Breathing – it’s something we do without a second thought, roughly 25,000 times a day. But what if I told you that most of us are doing it wrong?

According to health experts our breath is often too rapid and shallow. However, recent research, echoing ancient wisdom from cultures worldwide, suggests that mastering our breath through simple exercises can profoundly enhance our health and well-being.

At rest, our breathing should be slow and steady, ideally between 12 and 20 breaths per minute. But consciously slowing it down further, to just five to seven breaths per minute, can yield remarkable benefits. These include reduced blood pressure, regulated heart rate, and an uplifted mood. Moreover, slow breathing has been associated with decreased chronic pain, stress, anxiety and depression, while simultaneously boosting fitness and energy levels.

During times of sickness, stress, or anxiety, many of us unknowingly resort to rapid chest breathing, activating the body’s sympathetic nervous system. This response heightens our heart rate and intensifies our perception of danger, real or imagined. Unfortunately, these unhealthy breathing habits can persist long after the threat has passed, perpetuating a cycle of stress and anxiety. However, by slowing down our breath, we activate the parasympathetic nervous system — the body’s ‘rest and digest’ system — promoting a counter response of relaxation and calmness, along with enhanced mental clarity and a reduction in stress levels.

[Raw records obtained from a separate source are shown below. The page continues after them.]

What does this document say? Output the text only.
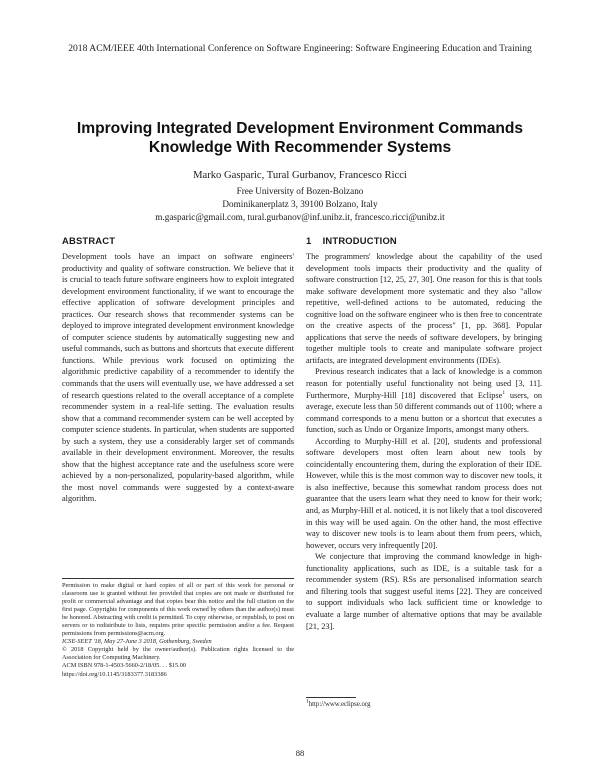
2018 ACM/IEEE 40th International Conference on Software Engineering: Software Engineering Education and Training
Improving Integrated Development Environment Commands
Knowledge With Recommender Systems
Marko Gasparic, Tural Gurbanov, Francesco Ricci
Free University of Bozen-Bolzano
Dominikanerplatz 3, 39100 Bolzano, Italy
m.gasparic@gmail.com, tural.gurbanov@inf.unibz.it, francesco.ricci@unibz.it
ABSTRACT

Development tools have an impact on software engineers' productivity and quality of software construction. We believe that it is crucial to teach future software engineers how to exploit integrated development environment functionality, if we want to encourage the effective application of software development principles and practices. Our research shows that recommender systems can be deployed to improve integrated development environment knowledge of computer science students by automatically suggesting new and useful commands, such as buttons and shortcuts that execute different functions. While previous work focused on optimizing the algorithmic predictive capability of a recommender to identify the commands that the users will eventually use, we have addressed a set of research questions related to the overall acceptance of a complete recommender system in a real-life setting. The evaluation results show that a command recommender system can be well accepted by computer science students. In particular, when students are supported by such a system, they use a considerably larger set of commands available in their development environment. Moreover, the results show that the highest acceptance rate and the usefulness score were achieved by a non-personalized, popularity-based algorithm, while the most novel commands were suggested by a context-aware algorithm.

Permission to make digital or hard copies of all or part of this work for personal or classroom use is granted without fee provided that copies are not made or distributed for profit or commercial advantage and that copies bear this notice and the full citation on the first page. Copyrights for components of this work owned by others than the author(s) must be honored. Abstracting with credit is permitted. To copy otherwise, or republish, to post on servers or to redistribute to lists, requires prior specific permission and/or a fee. Request permissions from permissions@acm.org.
ICSE-SEET '18, May 27-June 3 2018, Gothenburg, Sweden
© 2018 Copyright held by the owner/author(s). Publication rights licensed to the Association for Computing Machinery.
ACM ISBN 978-1-4503-5660-2/18/05. . . $15.00
https://doi.org/10.1145/3183377.3183386
1    INTRODUCTION

The programmers' knowledge about the capability of the used development tools impacts their productivity and the quality of software construction [12, 25, 27, 30]. One reason for this is that tools make software development more systematic and they also "allow repetitive, well-defined actions to be automated, reducing the cognitive load on the software engineer who is then free to concentrate on the creative aspects of the process" [1, pp. 368]. Popular applications that serve the needs of software developers, by bringing together multiple tools to create and manipulate software project artifacts, are integrated development environments (IDEs).

Previous research indicates that a lack of knowledge is a common reason for potentially useful functionality not being used [3, 11]. Furthermore, Murphy-Hill [18] discovered that Eclipse$^1$ users, on average, execute less than 50 different commands out of 1100; where a command corresponds to a menu button or a shortcut that executes a function, such as Undo or Organize Imports, amongst many others.

According to Murphy-Hill et al. [20], students and professional software developers most often learn about new tools by coincidentally encountering them, during the exploration of their IDE. However, while this is the most common way to discover new tools, it is also ineffective, because this somewhat random process does not guarantee that the users learn what they need to know for their work; and, as Murphy-Hill et al. noticed, it is not likely that a tool discovered in this way will be used again. On the other hand, the most effective way to discover new tools is to learn about them from peers, which, however, occurs very infrequently [20].

We conjecture that improving the command knowledge in high-functionality applications, such as IDE, is a suitable task for a recommender system (RS). RSs are personalised information search and filtering tools that suggest useful items [22]. They are conceived to support individuals who lack sufficient time or knowledge to evaluate a large number of alternative options that may be available [21, 23].

$^1$http://www.eclipse.org
88
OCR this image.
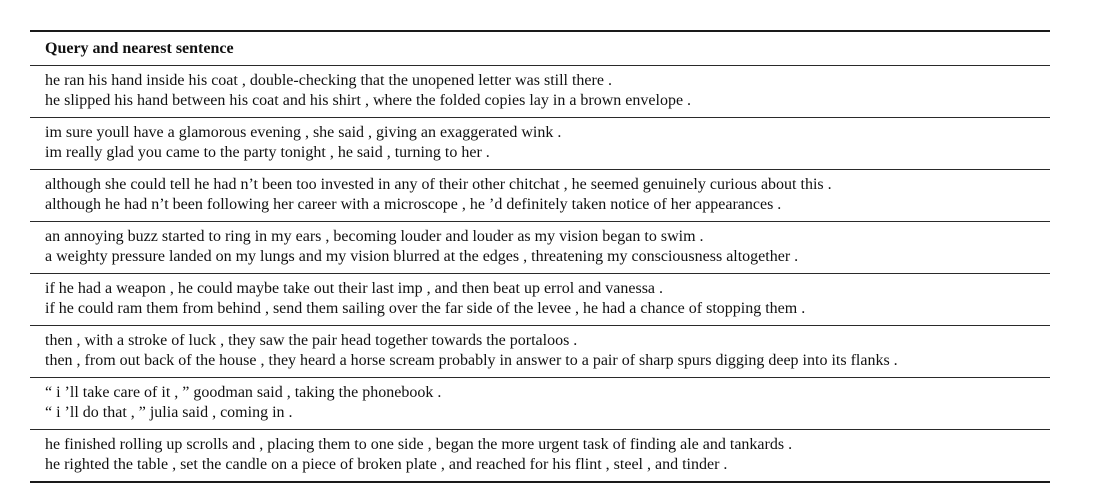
Query and nearest sentence
he ran his hand inside his coat , double-checking that the unopened letter was still there .
he slipped his hand between his coat and his shirt , where the folded copies lay in a brown envelope .
im sure youll have a glamorous evening , she said , giving an exaggerated wink .
im really glad you came to the party tonight , he said , turning to her .
although she could tell he had n’t been too invested in any of their other chitchat , he seemed genuinely curious about this .
although he had n’t been following her career with a microscope , he ’d definitely taken notice of her appearances .
an annoying buzz started to ring in my ears , becoming louder and louder as my vision began to swim .
a weighty pressure landed on my lungs and my vision blurred at the edges , threatening my consciousness altogether .
if he had a weapon , he could maybe take out their last imp , and then beat up errol and vanessa .
if he could ram them from behind , send them sailing over the far side of the levee , he had a chance of stopping them .
then , with a stroke of luck , they saw the pair head together towards the portaloos .
then , from out back of the house , they heard a horse scream probably in answer to a pair of sharp spurs digging deep into its flanks .
“ i ’ll take care of it , ” goodman said , taking the phonebook .
“ i ’ll do that , ” julia said , coming in .
he finished rolling up scrolls and , placing them to one side , began the more urgent task of finding ale and tankards .
he righted the table , set the candle on a piece of broken plate , and reached for his flint , steel , and tinder .
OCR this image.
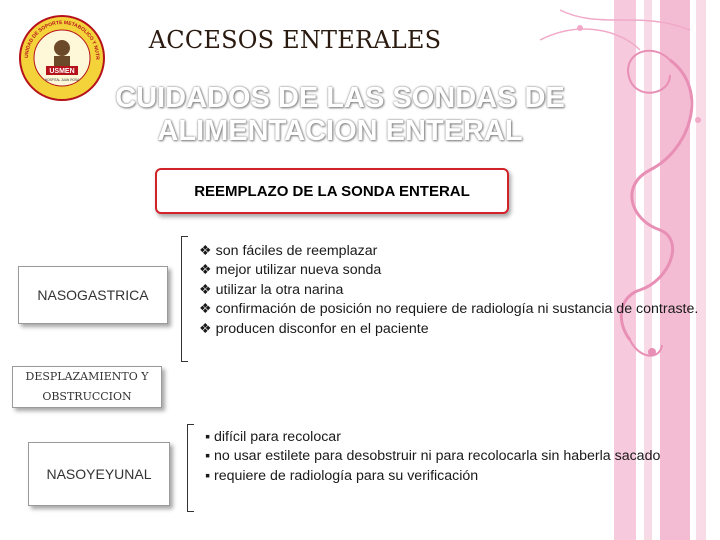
USMEN
HOSPITAL JUAN ROSA
UNIDAD DE SOPORTE METABOLICO Y NUTR
ACCESOS ENTERALES
CUIDADOS DE LAS SONDAS DE
ALIMENTACION ENTERAL
REEMPLAZO DE LA SONDA ENTERAL
NASOGASTRICA
❖ son fáciles de reemplazar
❖ mejor utilizar nueva sonda
❖ utilizar la otra narina
❖ confirmación de posición no requiere de radiología ni sustancia de contraste.
❖ producen disconfor en el paciente
DESPLAZAMIENTO Y
OBSTRUCCION
NASOYEYUNAL
▪ difícil para recolocar
▪ no usar estilete para desobstruir ni para recolocarla sin haberla sacado
▪ requiere de radiología para su verificación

These revelations from modern science echo the wisdom of ancient traditions like yoga and meditation, which have long extolled the virtues of mindful breathing. So, how can you get started? Here are three simple breathing exercises recommended by experts:

  1. 4-4-8 Breathing
    Ideal for combating anxiety or fear, this technique involves inhaling for four counts, holding your breath for four counts, and exhaling slowly for eight counts. Ideally try to breath through your nose.
  1. Alternate Nostril Breathing
    Derived from yoga, this practice improves focus by alternating nostrils while breathing. Start by blocking your right nostril and inhaling through the left nostril for a count of four, then switch and block your left nostril and exhale through the right. Continue this pattern for 5-10 rounds.
  1. Box Breathing
    Utilized by the U.S. Navy SEALs to enhance cognitive focus, this method involves inhaling, holding, exhaling, and holding again – all for a count of four each breathing through your nose.

In a world filled with constant hustle and bustle, incorporating these simple breathing exercises into your daily routine can unlock a world of benefits, from stress reduction to enhanced focus and well-being. So, take a moment to pause, and connect with the power of your breath.